The next of our three amigos is the mesomorph. They have a large chest and long torso, solid muscle structure and great strength. For mesomorph’s it is pretty easy to build muscle but they will need to balance exercises to be proportionate and not just be thick and bulky(no skipping leg day). So for this guy recommendations are quality, detail, and isolation training, along with basic mass and power exercises. They build muscle easily so working on shape from the beginning would be good. Meso’s gain pretty easy so training sessions don’t need to be short or basic. A standard workout can have 16 to 20 sets per body part with as much or little rest between sets as needed. A mesomorphic body type indicates a person is ready to transition to more advanced forms of training. Comparatively, diets for mesomorphic bodies should be tailored specifically to health and fitness goals. And a balanced diet (protein/carbs/fats) with some cardio should help your physique look fresh.
Now last but not least my endomorph’s. The ones that tend to carry a little extra jazz lil extra funk. They have soft musculature, round face, short neck, wide hips, and a tendency for greater body fat storage. These types generally won’t have too much difficulty building muscle but they may have concerns losing and gaining body fat mass. So recommendations for this body type are a higher proportion of high set, high repetition training(no lower than 10-12 rep range) with Very short rest periods so as to burn as much fat as possible. In addition, this body type may benefit from incorporating additional aerobic exercise into their fitness program.
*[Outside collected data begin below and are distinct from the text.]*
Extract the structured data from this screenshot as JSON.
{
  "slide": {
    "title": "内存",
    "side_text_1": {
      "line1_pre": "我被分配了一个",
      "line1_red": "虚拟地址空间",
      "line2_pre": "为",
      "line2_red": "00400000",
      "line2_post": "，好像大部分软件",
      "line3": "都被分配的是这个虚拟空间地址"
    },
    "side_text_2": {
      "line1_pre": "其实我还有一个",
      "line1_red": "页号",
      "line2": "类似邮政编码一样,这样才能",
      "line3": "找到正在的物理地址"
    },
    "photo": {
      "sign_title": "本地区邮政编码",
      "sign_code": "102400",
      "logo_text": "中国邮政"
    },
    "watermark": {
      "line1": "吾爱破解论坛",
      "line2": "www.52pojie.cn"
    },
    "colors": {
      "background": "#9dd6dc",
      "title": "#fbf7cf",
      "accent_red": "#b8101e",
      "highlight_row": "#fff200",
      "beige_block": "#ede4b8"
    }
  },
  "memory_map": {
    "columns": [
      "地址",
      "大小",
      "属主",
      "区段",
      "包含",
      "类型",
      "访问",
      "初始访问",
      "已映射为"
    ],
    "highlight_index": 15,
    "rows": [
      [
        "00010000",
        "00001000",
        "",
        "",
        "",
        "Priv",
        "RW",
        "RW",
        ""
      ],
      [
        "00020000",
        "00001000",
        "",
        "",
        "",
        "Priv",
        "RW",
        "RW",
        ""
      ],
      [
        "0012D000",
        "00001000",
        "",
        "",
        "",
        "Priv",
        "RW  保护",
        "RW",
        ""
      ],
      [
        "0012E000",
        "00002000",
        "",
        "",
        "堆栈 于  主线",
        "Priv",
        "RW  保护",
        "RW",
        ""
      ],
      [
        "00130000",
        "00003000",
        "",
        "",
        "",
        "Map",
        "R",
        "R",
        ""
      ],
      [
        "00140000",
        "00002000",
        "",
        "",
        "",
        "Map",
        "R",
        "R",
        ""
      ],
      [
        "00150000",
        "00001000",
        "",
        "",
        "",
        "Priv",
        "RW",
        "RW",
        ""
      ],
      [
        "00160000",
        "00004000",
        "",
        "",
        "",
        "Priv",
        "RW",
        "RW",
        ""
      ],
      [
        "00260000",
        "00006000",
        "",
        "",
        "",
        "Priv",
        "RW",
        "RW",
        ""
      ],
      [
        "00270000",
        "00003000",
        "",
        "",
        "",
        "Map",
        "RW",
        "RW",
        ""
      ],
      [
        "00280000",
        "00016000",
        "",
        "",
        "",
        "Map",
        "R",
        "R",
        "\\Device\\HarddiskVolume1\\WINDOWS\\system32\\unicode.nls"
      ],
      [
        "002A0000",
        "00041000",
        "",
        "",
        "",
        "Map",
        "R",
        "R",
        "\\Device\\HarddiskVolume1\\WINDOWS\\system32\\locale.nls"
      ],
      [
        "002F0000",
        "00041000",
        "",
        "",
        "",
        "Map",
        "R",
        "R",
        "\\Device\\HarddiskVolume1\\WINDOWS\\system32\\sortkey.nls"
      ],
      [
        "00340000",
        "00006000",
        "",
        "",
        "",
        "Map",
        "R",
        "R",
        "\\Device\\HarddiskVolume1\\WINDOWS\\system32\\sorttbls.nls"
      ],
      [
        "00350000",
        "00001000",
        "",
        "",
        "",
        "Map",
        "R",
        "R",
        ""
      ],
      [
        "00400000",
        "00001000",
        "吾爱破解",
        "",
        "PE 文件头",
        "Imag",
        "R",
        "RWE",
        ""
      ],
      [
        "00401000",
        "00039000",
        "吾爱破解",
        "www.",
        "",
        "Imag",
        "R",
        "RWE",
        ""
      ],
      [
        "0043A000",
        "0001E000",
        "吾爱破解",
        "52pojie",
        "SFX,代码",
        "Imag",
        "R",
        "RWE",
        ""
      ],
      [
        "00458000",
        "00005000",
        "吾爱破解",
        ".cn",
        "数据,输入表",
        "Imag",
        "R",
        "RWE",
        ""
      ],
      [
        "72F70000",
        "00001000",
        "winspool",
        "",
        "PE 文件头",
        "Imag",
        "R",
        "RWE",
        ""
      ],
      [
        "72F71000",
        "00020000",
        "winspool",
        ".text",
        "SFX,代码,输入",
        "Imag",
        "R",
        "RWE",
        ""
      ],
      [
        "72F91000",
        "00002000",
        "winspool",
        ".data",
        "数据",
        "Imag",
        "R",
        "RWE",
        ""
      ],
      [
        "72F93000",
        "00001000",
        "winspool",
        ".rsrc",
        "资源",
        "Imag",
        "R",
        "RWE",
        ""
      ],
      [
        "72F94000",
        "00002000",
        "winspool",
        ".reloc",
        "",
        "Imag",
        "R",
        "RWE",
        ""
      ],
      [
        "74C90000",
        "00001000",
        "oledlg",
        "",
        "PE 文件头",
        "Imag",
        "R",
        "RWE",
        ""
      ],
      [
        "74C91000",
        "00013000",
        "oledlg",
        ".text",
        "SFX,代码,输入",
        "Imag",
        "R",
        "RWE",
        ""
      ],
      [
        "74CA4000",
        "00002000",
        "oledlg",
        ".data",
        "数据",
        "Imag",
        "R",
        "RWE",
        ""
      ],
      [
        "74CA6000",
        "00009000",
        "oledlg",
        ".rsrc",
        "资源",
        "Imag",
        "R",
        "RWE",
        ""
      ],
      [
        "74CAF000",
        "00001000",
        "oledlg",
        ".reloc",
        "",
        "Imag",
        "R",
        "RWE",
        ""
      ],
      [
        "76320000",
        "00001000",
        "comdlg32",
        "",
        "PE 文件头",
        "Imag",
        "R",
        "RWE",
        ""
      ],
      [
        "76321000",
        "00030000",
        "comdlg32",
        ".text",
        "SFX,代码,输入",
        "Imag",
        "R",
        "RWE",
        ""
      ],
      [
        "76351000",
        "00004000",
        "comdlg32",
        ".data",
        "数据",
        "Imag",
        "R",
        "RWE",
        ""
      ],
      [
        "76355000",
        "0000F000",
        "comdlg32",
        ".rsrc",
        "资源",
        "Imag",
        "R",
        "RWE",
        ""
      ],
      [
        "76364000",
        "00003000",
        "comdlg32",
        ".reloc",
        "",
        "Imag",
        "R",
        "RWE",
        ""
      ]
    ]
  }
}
Such as bicycling, swimming, running. Because the gym burns calories but not as much as cardio does. Ok, so nutrition isn’t my specialty and that’s why we have dietitians here at the Diabetes program, but if I can suggest a small thing its just eating a well balanced diet without snacking as often as we can to fight those cravings. Because yes, we want the macro nutrients but we don’t need super 2nd’s or 3rd’s.
With all these in mind, I would also like to throw a little curve ball in there. Yes, there are three body types but no one usually is entirely one type. In the classification I follow there are 88 subcategories which are arrived at by examining the level of dominance of each category on a scale of 1 to 7. But we aren’t going to get into all that crazy lingo. Just know that these are the categories and we can see traits in all of us. And if there’s one that you believe you are more than another try to create your work out plan and diet around what you believe your body will respond to. But that’s the greatness of the gym, it helps us find out things about ourselves and it’s a wonderful journey that we get to embark on and help others along the way.